本開示の宿主細胞に発現ベクターを形質導入して、TCRα鎖および/またはβ鎖を発現する操作された細胞を作製してもよい。いくつかの局面において、宿主細胞は免疫細胞である。免疫細胞はT細胞であってもよく、操作された細胞は操作されたT細胞といわれてもよい。T細胞はCD8+ T細胞、CD4+ T細胞またはγδ T細胞などの、本明細書において記述されるT細胞のタイプであってもよい。免疫エフェクター細胞の出発集団は、SARS-Cov-2感染症を有する対象から得られてもよく、宿主細胞は対象に対して同種または自家である。コロナウイルス特異的T細胞は、自己または同種であってもよい。CD4陽性またはCD8陽性かつペプチドMHC四量体陽性の操作されたT細胞の集団は、形質導入された宿主細胞から精製されうる。いくつかの局面において、コロナウイルスに特異的な操作されたT細胞のクローン集団は、限界希釈または連続希釈、続いて迅速拡大増殖プロトコルによる個々のクローンの拡大増殖によって作製される。いくつかの局面において、本開示の方法において精製する段階は、共培養の後に、免疫エフェクター細胞から、CD4陽性またはCD8陽性かつペプチドMHC四量体陽性T細胞の集団を精製すること、として定義される。

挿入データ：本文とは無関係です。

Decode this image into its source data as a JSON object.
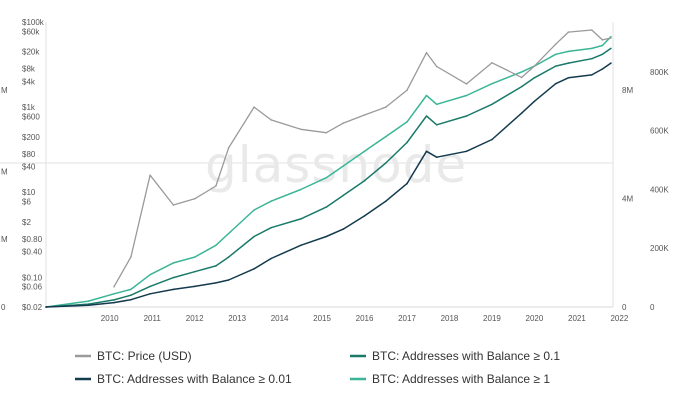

ペプチドは固体支持体に連結されうる。いくつかの局面において、ペプチドは固体支持体にコンジュゲートされるか、または固体支持体にコンジュゲートされている抗体に結合される。固体支持体はマイクロプレート、ビーズ、ガラス表面、スライド、または細胞培養皿を含みうる。いくつかの局面において、固体支持体はナノ流体チップを含む。T細胞応答を検出することは、T細胞またはTCRへのペプチドの結合を検出することを含みうるか、またはさらに含みうる。いくつかの局面において、T細胞応答を検出することは、ELISA、ELISPOT、または四量体アッセイを含む。
本開示の方法は、コロナウイルス、SARSまたはSARS-CoV2ワクチンなどの、ワクチンの有効性を決定するためにも用いられうる。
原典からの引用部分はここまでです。